Savings accounts are one of the most popular types of bank accounts, but a lot of people can’t answer this simple question: How does a savings account work? For the most part, they’re pretty straightforward. You invest money, your bank pays you interest, and you can withdraw money when you need it.
But if you want to get the most out of your savings account, it helps to have a more detailed understanding of how savings accounts work. Here is a brief overview.
How do savings accounts work?
If you know anything about how savings accounts work, you probably know that they are designed to hold extra money that you don’t need right now. Banks use your funds to make loans to other customers, and they encourage you to keep your money in the bank by offering you interest on your balance.
Because they depend on a stable source of funds to operate, banks limit you to six “convenient” withdrawals per month from a savings account (per Regulation D). Convenient withdrawal is any method that does not require you to get in your car or make a call. The government deviated from this rule during the pandemic, so for now you can withdraw money as often as you want, but it won’t last forever. Your deposits are always unlimited.

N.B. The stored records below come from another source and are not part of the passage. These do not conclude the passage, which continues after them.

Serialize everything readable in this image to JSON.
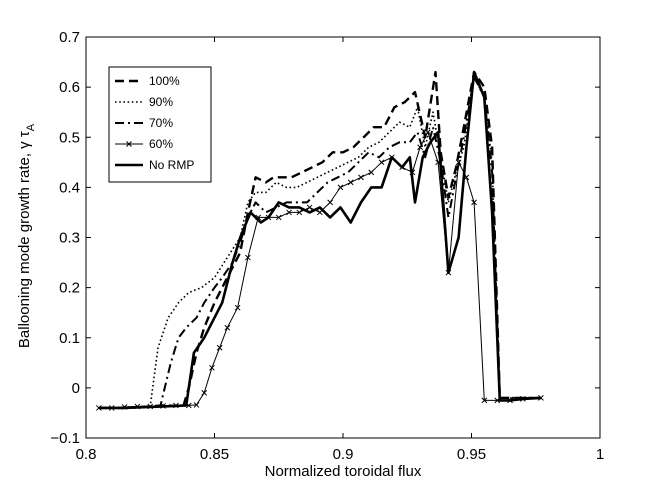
{
  "chart_data": {
    "type": "line",
    "title": "",
    "xlabel": "Normalized toroidal flux",
    "ylabel_main": "Ballooning mode growth rate, γ τ",
    "ylabel_sub": "A",
    "xlim": [
      0.8,
      1.0
    ],
    "ylim": [
      -0.1,
      0.7
    ],
    "xticks": [
      0.8,
      0.85,
      0.9,
      0.95,
      1.0
    ],
    "xtick_labels": [
      "0.8",
      "0.85",
      "0.9",
      "0.95",
      "1"
    ],
    "yticks": [
      -0.1,
      0,
      0.1,
      0.2,
      0.3,
      0.4,
      0.5,
      0.6,
      0.7
    ],
    "ytick_labels": [
      "−0.1",
      "0",
      "0.1",
      "0.2",
      "0.3",
      "0.4",
      "0.5",
      "0.6",
      "0.7"
    ],
    "grid": false,
    "legend_position": "top-left",
    "series": [
      {
        "name": "100%",
        "style": "dashed",
        "points": [
          [
            0.805,
            -0.04
          ],
          [
            0.815,
            -0.04
          ],
          [
            0.825,
            -0.037
          ],
          [
            0.83,
            -0.035
          ],
          [
            0.835,
            -0.036
          ],
          [
            0.838,
            -0.034
          ],
          [
            0.84,
            0.0
          ],
          [
            0.843,
            0.07
          ],
          [
            0.846,
            0.12
          ],
          [
            0.85,
            0.17
          ],
          [
            0.853,
            0.2
          ],
          [
            0.856,
            0.23
          ],
          [
            0.86,
            0.27
          ],
          [
            0.863,
            0.35
          ],
          [
            0.866,
            0.42
          ],
          [
            0.87,
            0.41
          ],
          [
            0.873,
            0.42
          ],
          [
            0.877,
            0.42
          ],
          [
            0.88,
            0.42
          ],
          [
            0.884,
            0.43
          ],
          [
            0.888,
            0.44
          ],
          [
            0.892,
            0.45
          ],
          [
            0.896,
            0.47
          ],
          [
            0.9,
            0.47
          ],
          [
            0.904,
            0.48
          ],
          [
            0.908,
            0.5
          ],
          [
            0.912,
            0.52
          ],
          [
            0.916,
            0.52
          ],
          [
            0.92,
            0.56
          ],
          [
            0.924,
            0.57
          ],
          [
            0.928,
            0.59
          ],
          [
            0.932,
            0.5
          ],
          [
            0.936,
            0.63
          ],
          [
            0.938,
            0.47
          ],
          [
            0.941,
            0.38
          ],
          [
            0.944,
            0.44
          ],
          [
            0.947,
            0.52
          ],
          [
            0.951,
            0.63
          ],
          [
            0.955,
            0.6
          ],
          [
            0.958,
            0.48
          ],
          [
            0.961,
            -0.02
          ],
          [
            0.965,
            -0.02
          ],
          [
            0.97,
            -0.02
          ],
          [
            0.977,
            -0.02
          ]
        ]
      },
      {
        "name": "90%",
        "style": "dotted",
        "points": [
          [
            0.805,
            -0.04
          ],
          [
            0.815,
            -0.04
          ],
          [
            0.825,
            -0.037
          ],
          [
            0.828,
            0.08
          ],
          [
            0.832,
            0.14
          ],
          [
            0.836,
            0.17
          ],
          [
            0.84,
            0.19
          ],
          [
            0.845,
            0.2
          ],
          [
            0.85,
            0.22
          ],
          [
            0.855,
            0.26
          ],
          [
            0.86,
            0.3
          ],
          [
            0.863,
            0.37
          ],
          [
            0.866,
            0.39
          ],
          [
            0.87,
            0.39
          ],
          [
            0.874,
            0.41
          ],
          [
            0.878,
            0.4
          ],
          [
            0.882,
            0.4
          ],
          [
            0.886,
            0.41
          ],
          [
            0.89,
            0.42
          ],
          [
            0.894,
            0.43
          ],
          [
            0.898,
            0.44
          ],
          [
            0.902,
            0.45
          ],
          [
            0.906,
            0.46
          ],
          [
            0.91,
            0.48
          ],
          [
            0.914,
            0.49
          ],
          [
            0.918,
            0.51
          ],
          [
            0.922,
            0.53
          ],
          [
            0.926,
            0.52
          ],
          [
            0.929,
            0.56
          ],
          [
            0.932,
            0.48
          ],
          [
            0.935,
            0.55
          ],
          [
            0.938,
            0.46
          ],
          [
            0.941,
            0.37
          ],
          [
            0.944,
            0.43
          ],
          [
            0.947,
            0.48
          ],
          [
            0.951,
            0.62
          ],
          [
            0.955,
            0.58
          ],
          [
            0.958,
            0.45
          ],
          [
            0.961,
            -0.02
          ],
          [
            0.965,
            -0.02
          ],
          [
            0.97,
            -0.02
          ],
          [
            0.977,
            -0.02
          ]
        ]
      },
      {
        "name": "70%",
        "style": "dashdot",
        "points": [
          [
            0.805,
            -0.04
          ],
          [
            0.815,
            -0.04
          ],
          [
            0.825,
            -0.037
          ],
          [
            0.829,
            -0.035
          ],
          [
            0.833,
            0.05
          ],
          [
            0.836,
            0.1
          ],
          [
            0.839,
            0.12
          ],
          [
            0.843,
            0.14
          ],
          [
            0.846,
            0.17
          ],
          [
            0.85,
            0.2
          ],
          [
            0.853,
            0.22
          ],
          [
            0.857,
            0.25
          ],
          [
            0.86,
            0.29
          ],
          [
            0.863,
            0.34
          ],
          [
            0.866,
            0.37
          ],
          [
            0.87,
            0.35
          ],
          [
            0.874,
            0.36
          ],
          [
            0.878,
            0.37
          ],
          [
            0.882,
            0.37
          ],
          [
            0.886,
            0.37
          ],
          [
            0.89,
            0.39
          ],
          [
            0.894,
            0.41
          ],
          [
            0.898,
            0.42
          ],
          [
            0.902,
            0.43
          ],
          [
            0.906,
            0.45
          ],
          [
            0.91,
            0.47
          ],
          [
            0.914,
            0.46
          ],
          [
            0.918,
            0.48
          ],
          [
            0.922,
            0.49
          ],
          [
            0.926,
            0.49
          ],
          [
            0.929,
            0.51
          ],
          [
            0.932,
            0.46
          ],
          [
            0.935,
            0.52
          ],
          [
            0.938,
            0.45
          ],
          [
            0.941,
            0.34
          ],
          [
            0.944,
            0.42
          ],
          [
            0.947,
            0.5
          ],
          [
            0.951,
            0.62
          ],
          [
            0.955,
            0.58
          ],
          [
            0.958,
            0.43
          ],
          [
            0.961,
            -0.02
          ],
          [
            0.965,
            -0.02
          ],
          [
            0.97,
            -0.02
          ],
          [
            0.977,
            -0.02
          ]
        ]
      },
      {
        "name": "60%",
        "style": "solid-thin-x",
        "points": [
          [
            0.805,
            -0.04
          ],
          [
            0.81,
            -0.04
          ],
          [
            0.815,
            -0.038
          ],
          [
            0.82,
            -0.037
          ],
          [
            0.825,
            -0.037
          ],
          [
            0.83,
            -0.036
          ],
          [
            0.835,
            -0.035
          ],
          [
            0.84,
            -0.035
          ],
          [
            0.843,
            -0.034
          ],
          [
            0.846,
            -0.01
          ],
          [
            0.849,
            0.04
          ],
          [
            0.852,
            0.08
          ],
          [
            0.855,
            0.12
          ],
          [
            0.859,
            0.16
          ],
          [
            0.863,
            0.26
          ],
          [
            0.867,
            0.34
          ],
          [
            0.871,
            0.34
          ],
          [
            0.875,
            0.34
          ],
          [
            0.879,
            0.35
          ],
          [
            0.883,
            0.35
          ],
          [
            0.887,
            0.36
          ],
          [
            0.891,
            0.35
          ],
          [
            0.895,
            0.37
          ],
          [
            0.899,
            0.4
          ],
          [
            0.903,
            0.41
          ],
          [
            0.907,
            0.42
          ],
          [
            0.911,
            0.43
          ],
          [
            0.915,
            0.45
          ],
          [
            0.919,
            0.46
          ],
          [
            0.923,
            0.44
          ],
          [
            0.927,
            0.43
          ],
          [
            0.93,
            0.48
          ],
          [
            0.933,
            0.51
          ],
          [
            0.937,
            0.45
          ],
          [
            0.941,
            0.23
          ],
          [
            0.945,
            0.45
          ],
          [
            0.948,
            0.42
          ],
          [
            0.951,
            0.37
          ],
          [
            0.955,
            -0.025
          ],
          [
            0.96,
            -0.025
          ],
          [
            0.965,
            -0.025
          ],
          [
            0.97,
            -0.022
          ],
          [
            0.977,
            -0.02
          ]
        ]
      },
      {
        "name": "No RMP",
        "style": "solid-thick",
        "points": [
          [
            0.805,
            -0.04
          ],
          [
            0.815,
            -0.04
          ],
          [
            0.825,
            -0.038
          ],
          [
            0.83,
            -0.037
          ],
          [
            0.835,
            -0.036
          ],
          [
            0.839,
            -0.035
          ],
          [
            0.842,
            0.07
          ],
          [
            0.846,
            0.1
          ],
          [
            0.849,
            0.13
          ],
          [
            0.853,
            0.17
          ],
          [
            0.857,
            0.25
          ],
          [
            0.86,
            0.3
          ],
          [
            0.864,
            0.35
          ],
          [
            0.868,
            0.33
          ],
          [
            0.871,
            0.34
          ],
          [
            0.875,
            0.37
          ],
          [
            0.879,
            0.36
          ],
          [
            0.883,
            0.36
          ],
          [
            0.887,
            0.35
          ],
          [
            0.891,
            0.36
          ],
          [
            0.895,
            0.34
          ],
          [
            0.899,
            0.36
          ],
          [
            0.903,
            0.33
          ],
          [
            0.907,
            0.37
          ],
          [
            0.911,
            0.4
          ],
          [
            0.915,
            0.4
          ],
          [
            0.919,
            0.46
          ],
          [
            0.923,
            0.44
          ],
          [
            0.926,
            0.46
          ],
          [
            0.928,
            0.37
          ],
          [
            0.931,
            0.46
          ],
          [
            0.934,
            0.49
          ],
          [
            0.937,
            0.51
          ],
          [
            0.941,
            0.23
          ],
          [
            0.945,
            0.3
          ],
          [
            0.948,
            0.48
          ],
          [
            0.951,
            0.63
          ],
          [
            0.955,
            0.58
          ],
          [
            0.958,
            0.35
          ],
          [
            0.961,
            -0.025
          ],
          [
            0.965,
            -0.025
          ],
          [
            0.97,
            -0.022
          ],
          [
            0.977,
            -0.02
          ]
        ]
      }
    ]
  }
}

Savings accounts allow you to move money by wire transfer and wire transfer. You can also go to a bank branch to deposit, transfer or withdraw funds. Some savings accounts may also allow you to withdraw money using an ATM card or check, but this is rare. Often times you need to transfer money to a checking account to withdraw money or write a check.
How does an online savings account work?
If you know how savings accounts work, you also have a very good understanding of online savings accounts. The main difference is that online banks don’t have a physical location, so you can’t access your funds in person. Instead, you use online tools like apps or websites for your banking needs. The upside is that online financial institutions can afford to offer you higher interest rates than traditional banks because they don’t have to embezzle funds to maintain branches.
Online savings accounts also tend to have lower fees than traditional savings accounts, and they usually don’t have minimum balance requirements. If you’re trying to avoid a monthly fee or minimum balance requirement, opening a savings account with an online bank is a great way to start.
How does interest work on a savings account?
One of the main points of confusion about how savings accounts work is how banks calculate interest on a savings account. Each account has an annual percentage return (APY). Most people think it’s the same as an interest rate, but the APY is actually slightly different.
APY tells you how much your balance should increase after one year. If you have an APY of 1%, that means your $ 1,000 balance will be worth $ 1,010 at the end of the year, assuming you don’t deposit or withdraw any additional funds. The calculation becomes complicated if your balance changes over time or if your bank changes its APY, which it can do when it wishes.
Interest on savings accounts is usually compounded daily. So your daily interest rate would be your APY divided by 365. On the first day, you only earn interest on your initial balance. But on the second day, you earn interest on your initial deposit plus any interest you’ve earned so far. Compound interest helps your savings grow faster. Your bank usually deposits all the interest you have earned into your account once a month.
Are savings accounts safe?
A common concern that people have when learning about how savings accounts work is whether they are safe. If you are familiar with banking terminology, you might ask yourself, “Are savings accounts FDIC insured?” The answer to both is yes.
Insurance from the Federal Deposit Insurance Corporation (FDIC) is an essential part of the security of your savings account. It protects you up to $ 250,000 per person, per account and per bank in the event of bank failure. All reputable banks have FDIC insurance on their deposit accounts, including savings accounts.
Banks also use advanced encryption on your online accounts to ensure identity thieves do not gain access to your financial information. Of course, the security of your savings account information is also up to you. Be careful not to leave your passwords or bank account information where someone might find them, or they might be able to access your funds remotely.
If you have extra cash that you don’t plan to use right away, a savings account can be a good place for it. If you’re aiming for a savings goal, keeping your funds in a personal savings account can help you track your progress.
Now that you understand how savings accounts work, you can find the right one for you. Focus on choosing an FDIC insured account that charges low fees and has a high APY so that you can earn the most interest on your money.